Grayling has been called a :”velvet atheist,” to distinguish him from his countrymen Christopher Hitchens (who is now a U.S. citizen) and Richard Dawkins, who presumably wear hair shirts. His book should not be compared to Hitchens’s God Is Not Great or Dawkins’s The God Delusion, the author says, because it does not attack religion and is “a positive book, there’s nothing negative in it.”
Actually, the material that comes to mind when one beholds this book—which correctly advertises itself as having been “made” rather than written—is not velvet but pleather. One big difference between Grayling’s pastiche and the works of Hitchens and Dawkins is that Hitchens and Dawkins wrote, not made, their books. And they wrote in plain English. Hitchens has also edited an anthology, The Portable Atheist: Essential Readings for Nonbelievers , that is genuinely useful (fully attributed, with no apples drawing the earth to their bosoms or crimson blood coursing through veins) to anyone interested in the history of secularism.
Grayling’s bible is already a bestseller in the U.K. (it did particularly well over Easter weekend) although it may not do as well in the United States because, while available on Amazon, it has a British publisher. The author had the chuztpah to describe his bible as a “tribute to the Hebrew Bible’s editors, who took the legends of their forebears and wove them into one compelling, if digressive narrative.”
There has already been a good deal written, particularly in England, about whether Grayling’s bible insults religion. This is utterly beside the point, since the book is an insult to language, to authors who deserve credit for their words, to translators who deserve credit for translating those words, and, above all, to the intelligence of secular readers. We don’t have one Good Book. We have good books, thousands of years of them, and the real Euripides, Shakespeare, Spinoza and Darwin are all available to provide a genuine humanistic education.
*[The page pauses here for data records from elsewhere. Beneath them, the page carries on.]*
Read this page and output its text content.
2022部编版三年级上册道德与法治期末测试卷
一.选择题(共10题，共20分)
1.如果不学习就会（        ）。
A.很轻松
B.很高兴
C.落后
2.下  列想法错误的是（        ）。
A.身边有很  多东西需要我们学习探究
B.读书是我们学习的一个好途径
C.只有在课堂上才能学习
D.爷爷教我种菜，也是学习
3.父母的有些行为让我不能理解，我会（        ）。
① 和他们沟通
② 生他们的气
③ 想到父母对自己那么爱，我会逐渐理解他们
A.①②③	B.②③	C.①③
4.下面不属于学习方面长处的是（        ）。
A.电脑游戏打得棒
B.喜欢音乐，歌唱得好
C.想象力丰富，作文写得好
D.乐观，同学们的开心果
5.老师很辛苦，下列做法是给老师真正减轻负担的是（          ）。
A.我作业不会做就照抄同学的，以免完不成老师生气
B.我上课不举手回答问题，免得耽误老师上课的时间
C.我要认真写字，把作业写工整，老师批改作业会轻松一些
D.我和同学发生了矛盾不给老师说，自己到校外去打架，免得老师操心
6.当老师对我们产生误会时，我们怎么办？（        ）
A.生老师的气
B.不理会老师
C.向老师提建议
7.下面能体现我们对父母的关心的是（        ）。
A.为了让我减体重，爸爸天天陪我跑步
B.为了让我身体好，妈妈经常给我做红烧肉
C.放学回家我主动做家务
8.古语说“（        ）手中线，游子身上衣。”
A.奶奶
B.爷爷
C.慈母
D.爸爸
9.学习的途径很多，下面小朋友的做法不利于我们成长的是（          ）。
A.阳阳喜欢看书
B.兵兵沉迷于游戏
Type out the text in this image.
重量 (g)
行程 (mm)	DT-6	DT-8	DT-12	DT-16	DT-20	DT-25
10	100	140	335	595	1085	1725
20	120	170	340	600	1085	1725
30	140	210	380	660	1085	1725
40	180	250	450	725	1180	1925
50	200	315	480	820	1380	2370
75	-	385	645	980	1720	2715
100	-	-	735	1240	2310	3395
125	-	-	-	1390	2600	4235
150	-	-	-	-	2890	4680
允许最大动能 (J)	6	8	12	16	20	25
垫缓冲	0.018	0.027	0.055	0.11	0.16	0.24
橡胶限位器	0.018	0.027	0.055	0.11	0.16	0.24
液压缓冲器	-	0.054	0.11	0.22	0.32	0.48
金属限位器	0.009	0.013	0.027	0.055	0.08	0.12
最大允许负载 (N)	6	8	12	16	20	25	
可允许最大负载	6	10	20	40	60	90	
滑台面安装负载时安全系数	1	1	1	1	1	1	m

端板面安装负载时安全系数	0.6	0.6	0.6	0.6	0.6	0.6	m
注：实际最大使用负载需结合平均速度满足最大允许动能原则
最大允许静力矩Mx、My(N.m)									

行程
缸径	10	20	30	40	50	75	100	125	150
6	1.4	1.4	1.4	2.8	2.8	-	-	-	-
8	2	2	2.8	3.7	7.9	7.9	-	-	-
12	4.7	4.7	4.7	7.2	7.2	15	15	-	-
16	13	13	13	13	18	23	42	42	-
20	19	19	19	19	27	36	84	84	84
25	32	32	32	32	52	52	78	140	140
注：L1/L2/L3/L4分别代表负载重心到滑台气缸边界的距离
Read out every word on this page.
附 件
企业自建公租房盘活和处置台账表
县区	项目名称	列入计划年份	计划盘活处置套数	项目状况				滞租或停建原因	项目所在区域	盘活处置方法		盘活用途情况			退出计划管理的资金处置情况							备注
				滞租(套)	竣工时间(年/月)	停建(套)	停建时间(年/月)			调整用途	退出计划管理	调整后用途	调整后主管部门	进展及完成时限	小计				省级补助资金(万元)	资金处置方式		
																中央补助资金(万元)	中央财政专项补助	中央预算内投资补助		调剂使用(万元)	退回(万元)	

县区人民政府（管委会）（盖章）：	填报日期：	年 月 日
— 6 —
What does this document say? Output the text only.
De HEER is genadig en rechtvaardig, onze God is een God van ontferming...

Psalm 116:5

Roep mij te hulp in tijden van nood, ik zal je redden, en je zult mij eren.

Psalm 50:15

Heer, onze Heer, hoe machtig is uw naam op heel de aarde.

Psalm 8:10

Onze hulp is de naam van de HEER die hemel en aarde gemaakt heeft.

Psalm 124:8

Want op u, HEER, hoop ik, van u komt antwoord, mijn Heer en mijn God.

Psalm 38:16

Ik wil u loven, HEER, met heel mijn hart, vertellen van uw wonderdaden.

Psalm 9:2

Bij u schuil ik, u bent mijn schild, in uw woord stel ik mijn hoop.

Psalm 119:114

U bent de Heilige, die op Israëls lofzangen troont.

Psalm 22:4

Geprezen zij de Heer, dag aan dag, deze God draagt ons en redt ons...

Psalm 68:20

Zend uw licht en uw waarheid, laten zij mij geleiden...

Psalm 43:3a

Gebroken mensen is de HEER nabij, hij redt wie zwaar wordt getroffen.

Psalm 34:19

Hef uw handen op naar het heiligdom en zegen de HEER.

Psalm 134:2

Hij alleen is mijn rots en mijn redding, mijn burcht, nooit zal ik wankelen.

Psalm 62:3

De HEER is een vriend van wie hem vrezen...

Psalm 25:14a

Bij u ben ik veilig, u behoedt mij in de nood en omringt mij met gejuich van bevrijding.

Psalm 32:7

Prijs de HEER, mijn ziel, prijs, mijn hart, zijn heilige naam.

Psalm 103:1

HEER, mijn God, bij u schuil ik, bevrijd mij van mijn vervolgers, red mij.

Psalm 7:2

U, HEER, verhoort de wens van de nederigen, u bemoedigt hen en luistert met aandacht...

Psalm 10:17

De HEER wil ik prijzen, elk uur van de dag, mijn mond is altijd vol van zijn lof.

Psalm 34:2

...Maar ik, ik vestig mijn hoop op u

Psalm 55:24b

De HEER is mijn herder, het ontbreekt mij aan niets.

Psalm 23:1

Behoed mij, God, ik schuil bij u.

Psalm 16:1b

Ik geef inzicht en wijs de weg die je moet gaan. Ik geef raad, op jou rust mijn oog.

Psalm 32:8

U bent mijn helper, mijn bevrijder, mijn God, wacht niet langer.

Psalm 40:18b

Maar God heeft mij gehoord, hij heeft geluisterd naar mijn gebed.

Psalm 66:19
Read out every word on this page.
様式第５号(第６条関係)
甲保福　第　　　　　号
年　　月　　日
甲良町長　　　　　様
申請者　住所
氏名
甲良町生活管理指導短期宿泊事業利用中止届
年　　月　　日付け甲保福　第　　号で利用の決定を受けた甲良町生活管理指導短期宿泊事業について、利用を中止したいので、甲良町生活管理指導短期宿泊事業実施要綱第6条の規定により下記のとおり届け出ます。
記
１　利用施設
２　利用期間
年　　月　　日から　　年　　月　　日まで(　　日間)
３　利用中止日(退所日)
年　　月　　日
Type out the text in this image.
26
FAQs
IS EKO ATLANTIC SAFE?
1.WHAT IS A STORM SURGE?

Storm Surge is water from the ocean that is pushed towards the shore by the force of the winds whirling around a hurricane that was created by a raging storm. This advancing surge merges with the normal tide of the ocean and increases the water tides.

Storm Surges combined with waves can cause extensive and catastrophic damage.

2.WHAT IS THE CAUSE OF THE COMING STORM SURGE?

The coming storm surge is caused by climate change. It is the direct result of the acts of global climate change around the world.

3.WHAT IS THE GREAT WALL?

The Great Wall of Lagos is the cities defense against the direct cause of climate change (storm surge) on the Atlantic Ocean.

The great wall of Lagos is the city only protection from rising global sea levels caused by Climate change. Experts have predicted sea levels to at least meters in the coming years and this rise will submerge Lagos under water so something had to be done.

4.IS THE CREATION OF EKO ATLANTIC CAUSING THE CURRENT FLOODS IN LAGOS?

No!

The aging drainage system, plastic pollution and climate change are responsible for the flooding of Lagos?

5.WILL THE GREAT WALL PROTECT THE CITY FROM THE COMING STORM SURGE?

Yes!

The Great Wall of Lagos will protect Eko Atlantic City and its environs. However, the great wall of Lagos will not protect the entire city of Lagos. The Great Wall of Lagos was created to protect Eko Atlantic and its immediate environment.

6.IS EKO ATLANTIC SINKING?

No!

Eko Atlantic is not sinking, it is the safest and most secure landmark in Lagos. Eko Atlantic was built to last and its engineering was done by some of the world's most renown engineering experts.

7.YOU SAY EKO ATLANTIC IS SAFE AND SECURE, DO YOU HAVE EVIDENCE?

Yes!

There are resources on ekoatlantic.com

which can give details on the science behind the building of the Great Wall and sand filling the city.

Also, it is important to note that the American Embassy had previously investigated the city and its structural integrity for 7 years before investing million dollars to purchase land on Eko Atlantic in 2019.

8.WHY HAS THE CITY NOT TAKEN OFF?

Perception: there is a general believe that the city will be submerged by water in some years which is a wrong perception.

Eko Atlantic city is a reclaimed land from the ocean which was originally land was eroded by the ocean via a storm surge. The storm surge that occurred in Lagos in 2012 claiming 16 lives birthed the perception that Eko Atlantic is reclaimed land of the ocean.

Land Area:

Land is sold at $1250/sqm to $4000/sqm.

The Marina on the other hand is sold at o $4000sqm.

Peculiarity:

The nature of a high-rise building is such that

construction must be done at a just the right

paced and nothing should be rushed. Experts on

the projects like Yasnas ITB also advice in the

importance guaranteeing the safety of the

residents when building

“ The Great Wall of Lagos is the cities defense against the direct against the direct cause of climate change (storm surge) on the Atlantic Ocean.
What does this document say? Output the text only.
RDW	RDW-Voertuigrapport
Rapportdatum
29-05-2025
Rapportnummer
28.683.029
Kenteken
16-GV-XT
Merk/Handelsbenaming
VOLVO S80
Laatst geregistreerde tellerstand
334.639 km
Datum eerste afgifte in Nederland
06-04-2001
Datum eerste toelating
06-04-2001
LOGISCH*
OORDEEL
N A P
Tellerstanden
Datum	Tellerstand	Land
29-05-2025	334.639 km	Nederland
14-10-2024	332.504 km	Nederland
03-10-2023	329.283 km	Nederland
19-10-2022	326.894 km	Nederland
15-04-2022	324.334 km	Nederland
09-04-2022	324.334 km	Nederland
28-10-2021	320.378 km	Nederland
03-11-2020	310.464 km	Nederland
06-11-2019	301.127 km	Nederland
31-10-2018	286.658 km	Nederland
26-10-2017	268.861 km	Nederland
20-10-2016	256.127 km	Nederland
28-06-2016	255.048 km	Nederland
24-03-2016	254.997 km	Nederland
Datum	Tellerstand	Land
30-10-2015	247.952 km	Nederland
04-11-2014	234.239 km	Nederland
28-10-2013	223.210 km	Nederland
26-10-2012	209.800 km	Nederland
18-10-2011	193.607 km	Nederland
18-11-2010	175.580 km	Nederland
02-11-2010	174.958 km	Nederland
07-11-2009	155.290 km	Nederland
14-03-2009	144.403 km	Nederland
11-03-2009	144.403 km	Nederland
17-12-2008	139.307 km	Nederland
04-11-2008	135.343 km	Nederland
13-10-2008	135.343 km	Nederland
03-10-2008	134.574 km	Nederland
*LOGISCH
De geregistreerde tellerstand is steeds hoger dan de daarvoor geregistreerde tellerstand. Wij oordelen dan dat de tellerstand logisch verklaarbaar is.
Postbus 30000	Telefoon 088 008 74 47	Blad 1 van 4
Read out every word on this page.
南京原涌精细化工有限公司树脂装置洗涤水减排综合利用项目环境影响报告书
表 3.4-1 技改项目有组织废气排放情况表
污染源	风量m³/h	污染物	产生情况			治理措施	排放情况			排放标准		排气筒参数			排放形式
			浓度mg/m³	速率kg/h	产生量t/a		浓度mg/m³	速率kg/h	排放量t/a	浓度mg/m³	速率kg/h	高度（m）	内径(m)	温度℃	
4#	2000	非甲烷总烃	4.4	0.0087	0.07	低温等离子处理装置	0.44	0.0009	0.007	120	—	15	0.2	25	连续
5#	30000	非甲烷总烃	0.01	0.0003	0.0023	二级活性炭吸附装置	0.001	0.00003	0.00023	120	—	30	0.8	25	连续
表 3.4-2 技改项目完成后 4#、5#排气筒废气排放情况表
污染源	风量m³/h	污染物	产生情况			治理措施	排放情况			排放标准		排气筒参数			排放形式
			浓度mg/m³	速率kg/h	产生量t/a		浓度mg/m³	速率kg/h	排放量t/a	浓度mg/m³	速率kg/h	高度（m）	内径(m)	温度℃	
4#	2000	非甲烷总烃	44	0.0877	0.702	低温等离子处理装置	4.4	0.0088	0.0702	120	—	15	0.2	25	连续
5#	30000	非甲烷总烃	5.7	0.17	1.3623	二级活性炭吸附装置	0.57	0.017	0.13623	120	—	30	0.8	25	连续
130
People who prize reason ought to have the discrimination and energy to read genuine works of literature and philosophy and leave the pleather to to those who are too lazy to care about intellectual and historical context.
Note: This week’s religious quackery award goes to the Brooklyn Hasidic newspaper, Der Zeitung, for deleting Secretary of State Hillary Clinton and counterterrorism expert Audrey Tomasen from the front-page photograph of President Obama and his staff watching the raid on Osama bin Laden’s compound. The newspaper issued a statement Monday saying it was sorry if the woman-free version of the picture was “seen as offensive,” but claimed that Jewish modesty laws forbade publishing any pictures of women. Several non-Hasidic rabbis took issue with the statement, noting that nothing in Jewish law forbids the publication of photographs of normally clothed women. I’m guessing that the ultra-Orthodox bullies who run this insular Hasidic paper don’t like the idea of any women with power. What would they do if Golda Meir were still alive and the Prime Minister of Israel?
Update: This post originally read that according to Newton’s Law of gravity,“the apple does not draw the earth to itself.” In fact, the apple does draw the earth, though the effect is so small as to be scientifically immeasurable.